- Born: Katharina Gamlemshaug Andresen 21 May 1995 (age 31) Oslo, Norway
- Parent: Johan H. Andresen Jr.
- Relatives: Alexandra Andresen (sister)

= Katharina Andresen =

Norwegian billionaire heiress

Katharina Gamlemshaug Andresen (born 21 May 1995) is a Norwegian heiress, and as of 2020, the world's third-youngest billionaire (US$ 1.1 billion) as reported by Forbes.

She is the daughter of Johan H. Andresen Jr., owner of Ferd AS, who, in 2007, transferred 42.2% ownership stakes each to Katharina and her sister Alexandra. She is the great-granddaughter of Johan H. Andresen, great-great-granddaughter of Johan Henrik Andresen and Anton Klaveness, and great-great-great-granddaughter of Nicolai Andresen. Johan Henrik was the brother of Nicolay August Andresen, and the uncle of Nils August Andresen Butenschøn.

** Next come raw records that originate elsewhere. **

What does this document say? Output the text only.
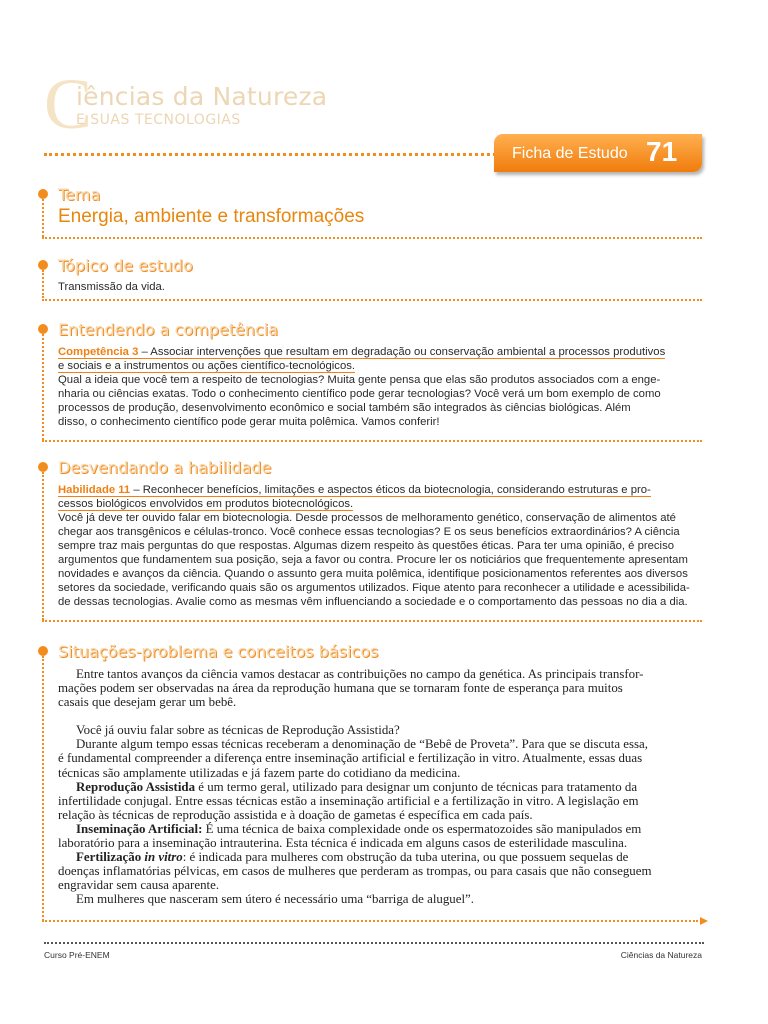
C
iências da Natureza
E SUAS TECNOLOGIAS
Ficha de Estudo 71
Tema
Energia, ambiente e transformações
Tópico de estudo
Transmissão da vida.
Entendendo a competência
Competência 3 – Associar intervenções que resultam em degradação ou conservação ambiental a processos produtivos
e sociais e a instrumentos ou ações científico-tecnológicos.
Qual a ideia que você tem a respeito de tecnologias? Muita gente pensa que elas são produtos associados com a enge-
nharia ou ciências exatas. Todo o conhecimento científico pode gerar tecnologias? Você verá um bom exemplo de como
processos de produção, desenvolvimento econômico e social também são integrados às ciências biológicas. Além
disso, o conhecimento científico pode gerar muita polêmica. Vamos conferir!
Desvendando a habilidade
Habilidade 11 – Reconhecer benefícios, limitações e aspectos éticos da biotecnologia, considerando estruturas e pro-
cessos biológicos envolvidos em produtos biotecnológicos.
Você já deve ter ouvido falar em biotecnologia. Desde processos de melhoramento genético, conservação de alimentos até
chegar aos transgênicos e células-tronco. Você conhece essas tecnologias? E os seus benefícios extraordinários? A ciência
sempre traz mais perguntas do que respostas. Algumas dizem respeito às questões éticas. Para ter uma opinião, é preciso
argumentos que fundamentem sua posição, seja a favor ou contra. Procure ler os noticiários que frequentemente apresentam
novidades e avanços da ciência. Quando o assunto gera muita polêmica, identifique posicionamentos referentes aos diversos
setores da sociedade, verificando quais são os argumentos utilizados. Fique atento para reconhecer a utilidade e acessibilida-
de dessas tecnologias. Avalie como as mesmas vêm influenciando a sociedade e o comportamento das pessoas no dia a dia.
Situações-problema e conceitos básicos

Entre tantos avanços da ciência vamos destacar as contribuições no campo da genética. As principais transfor-

mações podem ser observadas na área da reprodução humana que se tornaram fonte de esperança para muitos

casais que desejam gerar um bebê.

Você já ouviu falar sobre as técnicas de Reprodução Assistida?

Durante algum tempo essas técnicas receberam a denominação de “Bebê de Proveta”. Para que se discuta essa,

é fundamental compreender a diferença entre inseminação artificial e fertilização in vitro. Atualmente, essas duas

técnicas são amplamente utilizadas e já fazem parte do cotidiano da medicina.

Reprodução Assistida é um termo geral, utilizado para designar um conjunto de técnicas para tratamento da

infertilidade conjugal. Entre essas técnicas estão a inseminação artificial e a fertilização in vitro. A legislação em

relação às técnicas de reprodução assistida e à doação de gametas é específica em cada país.

Inseminação Artificial: É uma técnica de baixa complexidade onde os espermatozoides são manipulados em

laboratório para a inseminação intrauterina. Esta técnica é indicada em alguns casos de esterilidade masculina.

Fertilização in vitro: é indicada para mulheres com obstrução da tuba uterina, ou que possuem sequelas de

doenças inflamatórias pélvicas, em casos de mulheres que perderam as trompas, ou para casais que não conseguem

engravidar sem causa aparente.

Em mulheres que nasceram sem útero é necessário uma “barriga de aluguel”.

Curso Pré-ENEM	Ciências da Natureza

In November 2017, Andresen was fined 250,000kr (US$27,000) for drunken driving. Andresen's blood-alcohol content was three times the legal limit. Alongside the fine, the sentence included a 13-month license suspension.

In 2019, she stated that she would be moving to London, England.

An advisor for Oslo Pride, Andresen is known as a supporter of LGBTQ+ rights.